Não importava que o Norte os levasse ao coração do Império - nada limitaria a caminhada em busca da Terra Sem Males.

- Por quê? Porque assim nossos antepassados nos mandaram; porque assim continuaremos vivos, assim teremos a esperança. Até onde iremos? Não é possível saber o destino antes de começar a caminhar. Haverá, em algum lugar, um vale pequeno onde nossa gente poderá abrigar-se, silenciosa, aguardando seu futuro.

O rastro do Jaguar tem alguns pontos em comum com Trevas no Eldorado, entre eles o massacre dos índios. Na obra de Tierney percebemos as ações criminosas de cientistas e jornalistas. O rastro do Jaguar, por sua vez, traz a reportagem da Guerra do Paraguai.



Argentinos, Brasileiros e Uruguaios se uniram para combater as tropas de Solano Lopez que contava em suas fileiras com vasto contingente de guaranis paraguaios. Dizimados, é claro.

O rastro do Jaguar enquanto aventura, aventura de índios, lutas,selvas, radiografia da colonização, da nefasta contaminação religiosa/ideológica tem lá seus méritos. Do caráter antropológico não convém tratar, Tristes Trópicos ainda vale leituras e releituras infindáveis. No quesito reportagem, o obra de Murilo Carvalho fica bastante aquém de Os Sertões, inclusive no que diz respeito a aventura, ao quase faroeste tupiniquim que ele e Euclides da Cunha escreveram. Desse modo, concluo que a floresta seja o terreno por onde Murilo de Carvalho melhor conduz sua narrativa e seus personagens. Embora seus personagens sejam de uma firmeza psicológica assustadora, buscar aproximações com a realidade não é tarefa das mais fáceis. Tem um quê daquelas construções idealizadas, o índio de José de Alencar e suas façanhas. Murilo tem resquícios de um romantismo que compromete. Vale ressaltar o olhar critico do autor no que diz respeito a moral vigente no Brasil pós-colônia, onde negros e índios eram tratados como “bois de piranha”. Os Farrapos, Gal. Canabarro enviou os lanceiros negros, armados com lanças e nada mais, a enfrentar as balas. Viraram nomes de ruas e avenidas os “anjos Caxias, Canabarro, Borges de Medeiros, et. Caterva. Feito o desvio, voltemos ao rastro do Jaguar.


Caxias

Gal. Canabarro

Ao ingressar no cenário urbano os aspectos de gosto duvidoso se tornam mais evidentes. Na viagem da floresta para a Europa, Murilo esquece algumas coisas e acrescenta outras, entre elas a pieguice e os lugares comuns. A história de amor de Pereira, o narrador, é constrangedora em seus exageros nostálgicos. Mas Murilo não deixa a pieguice de lado quando o cenário é a floresta, não embarque nessa canoa, ingênuo leitor. Atente para o trecho onde o narrador se refere a poesia de Gonçalves Dias.

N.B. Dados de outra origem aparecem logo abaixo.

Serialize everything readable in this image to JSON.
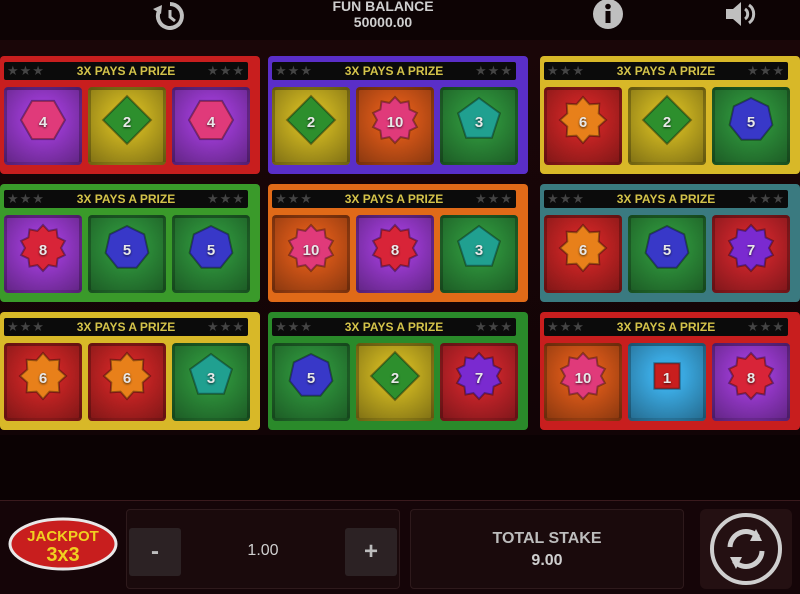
{
  "header": {
    "balance_label": "FUN BALANCE",
    "balance_value": "50000.00"
  },
  "icons": {
    "history": "history-icon",
    "info": "info-icon",
    "sound": "speaker-icon",
    "spin": "refresh-icon"
  },
  "cards": [
    {
      "banner": "3X PAYS A PRIZE",
      "frame": "#c81e1e",
      "tiles": [
        {
          "num": "4",
          "shape": "hexagon",
          "bg": "#9a3ad0",
          "fg": "#e03a7a"
        },
        {
          "num": "2",
          "shape": "diamond",
          "bg": "#c8b020",
          "fg": "#2d8f2d"
        },
        {
          "num": "4",
          "shape": "hexagon",
          "bg": "#9a3ad0",
          "fg": "#e03a7a"
        }
      ]
    },
    {
      "banner": "3X PAYS A PRIZE",
      "frame": "#5a2ec8",
      "tiles": [
        {
          "num": "2",
          "shape": "diamond",
          "bg": "#c8b020",
          "fg": "#2d8f2d"
        },
        {
          "num": "10",
          "shape": "star",
          "bg": "#d85818",
          "fg": "#e03a7a"
        },
        {
          "num": "3",
          "shape": "pentagon",
          "bg": "#2d8f3a",
          "fg": "#20a090"
        }
      ]
    },
    {
      "banner": "3X PAYS A PRIZE",
      "frame": "#d8b828",
      "tiles": [
        {
          "num": "6",
          "shape": "star8",
          "bg": "#c82424",
          "fg": "#e8801a"
        },
        {
          "num": "2",
          "shape": "diamond",
          "bg": "#c8b020",
          "fg": "#2d8f2d"
        },
        {
          "num": "5",
          "shape": "heptagon",
          "bg": "#2d8f3a",
          "fg": "#3838c8"
        }
      ]
    },
    {
      "banner": "3X PAYS A PRIZE",
      "frame": "#3a9a2a",
      "tiles": [
        {
          "num": "8",
          "shape": "star",
          "bg": "#9a3ad0",
          "fg": "#d82438"
        },
        {
          "num": "5",
          "shape": "heptagon",
          "bg": "#2d8f3a",
          "fg": "#3838c8"
        },
        {
          "num": "5",
          "shape": "heptagon",
          "bg": "#2d8f3a",
          "fg": "#3838c8"
        }
      ]
    },
    {
      "banner": "3X PAYS A PRIZE",
      "frame": "#e06a18",
      "tiles": [
        {
          "num": "10",
          "shape": "star",
          "bg": "#d85818",
          "fg": "#e03a7a"
        },
        {
          "num": "8",
          "shape": "star",
          "bg": "#9a3ad0",
          "fg": "#d82438"
        },
        {
          "num": "3",
          "shape": "pentagon",
          "bg": "#2d8f3a",
          "fg": "#20a090"
        }
      ]
    },
    {
      "banner": "3X PAYS A PRIZE",
      "frame": "#3a7a80",
      "tiles": [
        {
          "num": "6",
          "shape": "star8",
          "bg": "#c82424",
          "fg": "#e8801a"
        },
        {
          "num": "5",
          "shape": "heptagon",
          "bg": "#2d8f3a",
          "fg": "#3838c8"
        },
        {
          "num": "7",
          "shape": "star",
          "bg": "#c8242a",
          "fg": "#7a2ad0"
        }
      ]
    },
    {
      "banner": "3X PAYS A PRIZE",
      "frame": "#d8b828",
      "tiles": [
        {
          "num": "6",
          "shape": "star8",
          "bg": "#c82424",
          "fg": "#e8801a"
        },
        {
          "num": "6",
          "shape": "star8",
          "bg": "#c82424",
          "fg": "#e8801a"
        },
        {
          "num": "3",
          "shape": "pentagon",
          "bg": "#2d8f3a",
          "fg": "#20a090"
        }
      ]
    },
    {
      "banner": "3X PAYS A PRIZE",
      "frame": "#2a8a2a",
      "tiles": [
        {
          "num": "5",
          "shape": "heptagon",
          "bg": "#2d8f3a",
          "fg": "#3838c8"
        },
        {
          "num": "2",
          "shape": "diamond",
          "bg": "#c8b020",
          "fg": "#2d8f2d"
        },
        {
          "num": "7",
          "shape": "star",
          "bg": "#c8242a",
          "fg": "#7a2ad0"
        }
      ]
    },
    {
      "banner": "3X PAYS A PRIZE",
      "frame": "#c81e1e",
      "tiles": [
        {
          "num": "10",
          "shape": "star",
          "bg": "#d85818",
          "fg": "#e03a7a"
        },
        {
          "num": "1",
          "shape": "square",
          "bg": "#3aa8e0",
          "fg": "#c81e1e"
        },
        {
          "num": "8",
          "shape": "star",
          "bg": "#9a3ad0",
          "fg": "#d82438"
        }
      ]
    }
  ],
  "controls": {
    "logo_line1": "JACKPOT",
    "logo_line2": "3x3",
    "minus_label": "-",
    "plus_label": "+",
    "stake_value": "1.00",
    "total_label": "TOTAL STAKE",
    "total_value": "9.00"
  }
}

Hoje, depois de tantos anos, percebo como ele estava errado;seu romantismo não era exagerado;as virtudes como honestidade, honra, coragem, lealdade, amor, que ele colocava romanticamente, nos personagens de seus poemas, existiam sim entre os índios brasileiros.
Isso posto, vale acrescentar mais um quase a O rastro do Jaguar , o quase épico.O quase épico que não enaltece feito algum, o quase épico a apresentar desastres e mais desastres culturais.
E de Wagner, a influência maior que se nota não vai além dos absurdos sentimentais.

TRECHO

Hoje, relendo o poeta Gonçalves Dias, não apenas este poemas, mas outros versos em que fala da nobreza, do amor, dos grandes sonhos que nascem nas noites da floresta, posso compreender ainda com mais clareza as decisões de Pierre e também por que seu povo passou a chamá-lo de Jaguar, o grande tigres das florestas americanas, solitário, valente e poderoso. O Jaguar, cujo rastro venho seguindo, para que eu mesmo possa ter certeza de que a honra e a lealdade são os valores que levarei comigo desta vida de aquém-túmulo.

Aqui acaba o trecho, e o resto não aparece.